We walked north along Thornton Common Road, noting a Greenfinch and two Great Tits, then turned left at Crofts Bank Cottages, and right onto the footpath across the fields to Brimstage. The first field was sown with grass for silage, then several fields of Oil Seed Rape, some in flower and some just coming out.
The paths were lined with Lesser Celandine, still closed until the sun came out. A Wood Pigeon flew by and a Skylark launched itself into the air, singing its heart out. In the trees were Goldfinches, and then a Yellowhammer. Completing the yellow theme, was a clump of Yellow Archangel in a shady corner. The native plant is Lamiastrum galeobdolon subsp. Montanum, which has plain green leaves and is found mainly in the south, but these were the naturalised garden escapes, subsp. argentatum, with the white marks on the leaves. It has spread rapidly in the last 30 years and was pronounced an invasive alien in 2013.
We lunched by some ponds, hearing a Nuthatch and a Chiffchaff. There was a Robin on a gate.

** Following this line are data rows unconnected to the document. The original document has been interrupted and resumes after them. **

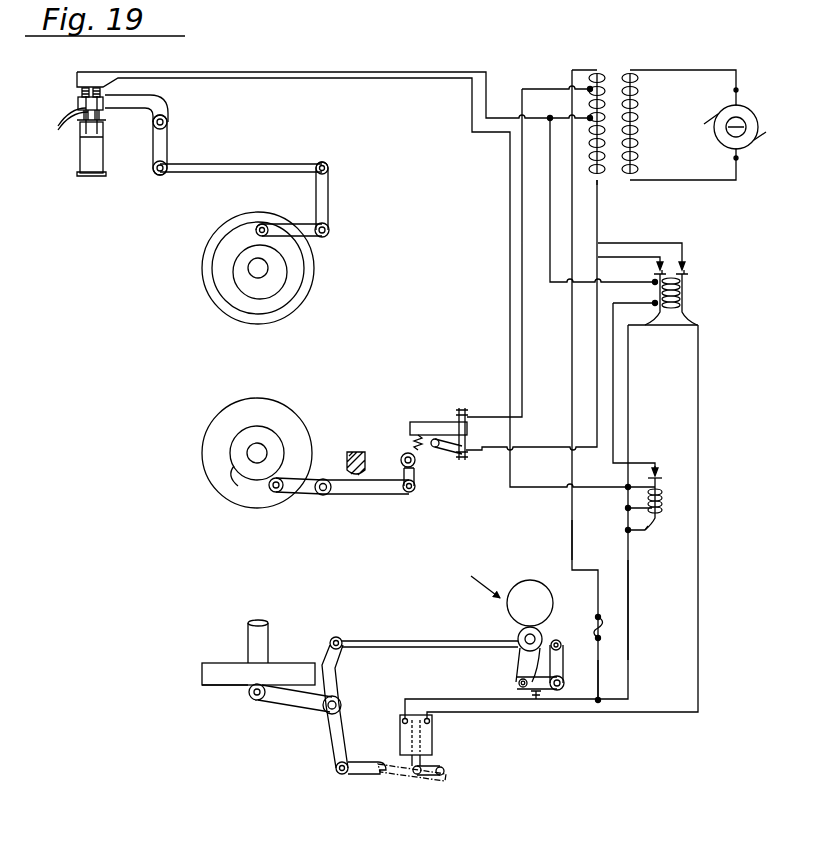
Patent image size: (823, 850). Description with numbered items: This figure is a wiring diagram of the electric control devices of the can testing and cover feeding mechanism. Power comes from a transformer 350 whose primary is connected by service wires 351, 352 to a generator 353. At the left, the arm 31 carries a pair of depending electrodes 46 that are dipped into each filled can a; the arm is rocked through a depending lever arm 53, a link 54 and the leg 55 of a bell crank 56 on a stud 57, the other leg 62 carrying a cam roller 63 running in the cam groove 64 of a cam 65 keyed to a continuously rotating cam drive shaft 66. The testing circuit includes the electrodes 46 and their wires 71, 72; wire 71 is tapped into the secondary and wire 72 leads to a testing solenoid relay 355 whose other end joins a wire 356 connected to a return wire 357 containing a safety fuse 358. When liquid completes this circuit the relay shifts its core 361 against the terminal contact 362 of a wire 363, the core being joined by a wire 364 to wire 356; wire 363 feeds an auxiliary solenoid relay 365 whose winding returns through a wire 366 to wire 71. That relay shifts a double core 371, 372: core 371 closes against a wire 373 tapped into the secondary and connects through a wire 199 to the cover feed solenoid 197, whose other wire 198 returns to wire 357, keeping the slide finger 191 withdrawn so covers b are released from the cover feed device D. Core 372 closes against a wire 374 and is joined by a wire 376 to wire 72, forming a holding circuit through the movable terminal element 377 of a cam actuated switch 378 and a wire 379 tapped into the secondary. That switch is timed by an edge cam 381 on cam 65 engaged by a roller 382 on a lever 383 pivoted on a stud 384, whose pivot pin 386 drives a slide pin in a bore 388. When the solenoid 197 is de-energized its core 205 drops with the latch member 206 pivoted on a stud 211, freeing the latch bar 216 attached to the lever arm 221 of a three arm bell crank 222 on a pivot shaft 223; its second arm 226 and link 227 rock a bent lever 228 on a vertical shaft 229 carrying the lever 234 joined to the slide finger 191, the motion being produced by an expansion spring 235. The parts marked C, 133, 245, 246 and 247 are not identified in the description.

The wire 71 is at (320, 72).
The wire 72 is at (332, 80).
The terminal block C is at (74, 105).
The electrodes 46 is at (68, 120).
The filled can a is at (80, 157).
The arm 31 is at (134, 100).
The lever arm 53 is at (168, 142).
The link 54 is at (262, 165).
The leg 55 is at (330, 196).
The bell crank 56 is at (330, 222).
The stud 57 is at (328, 235).
The leg 62 is at (297, 222).
The cam roller 63 is at (258, 226).
The cam groove 64 is at (222, 284).
The cam 65 is at (206, 268).
The cam drive shaft 66 is at (258, 268).
The transformer 350 is at (606, 66).
The service wire 351 is at (685, 180).
The service wire 352 is at (708, 66).
The generator 353 is at (744, 110).
The wire 366 is at (550, 256).
The wire 374 is at (612, 257).
The wire 373 is at (652, 244).
The core 372 is at (652, 273).
The core 371 is at (690, 274).
The auxiliary solenoid relay 365 is at (690, 296).
The wire 379 is at (572, 326).
The wire 376 is at (632, 360).
The wire 363 is at (620, 392).
The cam actuated switch 378 is at (436, 420).
The movable terminal element 377 is at (458, 460).
The edge cam 381 is at (233, 479).
The roller 382 is at (272, 494).
The lever 383 is at (306, 500).
The pivot stud 384 is at (330, 496).
The pivot pin 386 is at (408, 496).
The bore 388 is at (416, 488).
The terminal contact 362 is at (658, 466).
The core 361 is at (660, 478).
The testing solenoid relay 355 is at (662, 501).
The wire 364 is at (652, 532).
The return wire 357 is at (572, 540).
The wire 356 is at (628, 596).
The safety fuse 358 is at (596, 616).
The wire 199 is at (700, 632).
The wire 198 is at (452, 690).
The cover feed device D is at (476, 577).
The can cover b is at (528, 586).
The pivot 133 is at (518, 636).
The link 227 is at (412, 640).
The second arm 226 is at (328, 646).
The cover slide finger 191 is at (520, 660).
The bent lever 228 is at (564, 654).
The vertical shaft 229 is at (566, 682).
The lever 234 is at (518, 680).
The expansion spring 235 is at (540, 700).
The bar 245 is at (212, 686).
The pivot 246 is at (252, 700).
The link 247 is at (300, 712).
The three arm bell crank 222 is at (342, 690).
The pivot shaft 223 is at (342, 702).
The lever arm 221 is at (336, 752).
The latch bar 216 is at (360, 778).
The latch member 206 is at (412, 782).
The stud 211 is at (446, 774).
The core 205 is at (424, 766).
The solenoid 197 is at (432, 742).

Back on the path, we noted a cluster of about ten Oak apples on a twig on the verge, which we thought was a broken branch, but it was a very small rooted tree. Never seen so many Oak Apples on a tree so small. The Blackthorn was out.
In the sunshine on a sheltered bank there were butterflies on wing. We found a Small Tortoiseshell and this Peacock.
There was also a Red-tailed Bumble Bee on a Dandelion.
We heard a Pheasant, but we still haven’t seen one. By the base of a tree a splendid patch of Lesser Celandines was open.
Near Brimstage a cowpat had several Yellow Dung Flies Scathophaga stercoraria. They look like males to me, because the females are greener. They don’t eat the dung themselves but lie in wait and predate other flies which come visiting. The females lay eggs in dung, too, so the males have a second reason to hang around there.
Where the path emerges onto Brimstage Road there’s an Ash tree with a huge distorted base to its trunk, where the roots have become exposed.
Over the road is a straggly-looking Larch, showing its cones of last year and red firework flowers.
A Horse Chestnut flower bud, nearly ready to open.
Swallows often nest in Brimstage courtyard, in the tunnel over the stairs, but there was no sign of any today. Then we set off again back to Thornton Hough, noting Coltsfoot and Red Dead-nettle near the Maze. Some Carrion Crows were attacking a Buzzard. The path off Talbot Avenue was very muddy, and we had to manoeuvre through the hedges around the miry bits, and why are there always spiny Bramble, Holly and Hawthorn just there? That slowed us down, so we didn’t get back to Thornton Hough until 5 to 3, having missed the return bus by 10 minutes.
Public transport details: 437 bus at 10.30 from Sir Thomas Street, arriving Thornton Hough / Seven Stars at 11.10. On the way back, missed the hourly 487 at 2.46, so we got the 87 at 3.01 towards Eastham Ferry, arriving Spital Station at 3.15. Then the train at 3.22, which arrived Liverpool 3.40.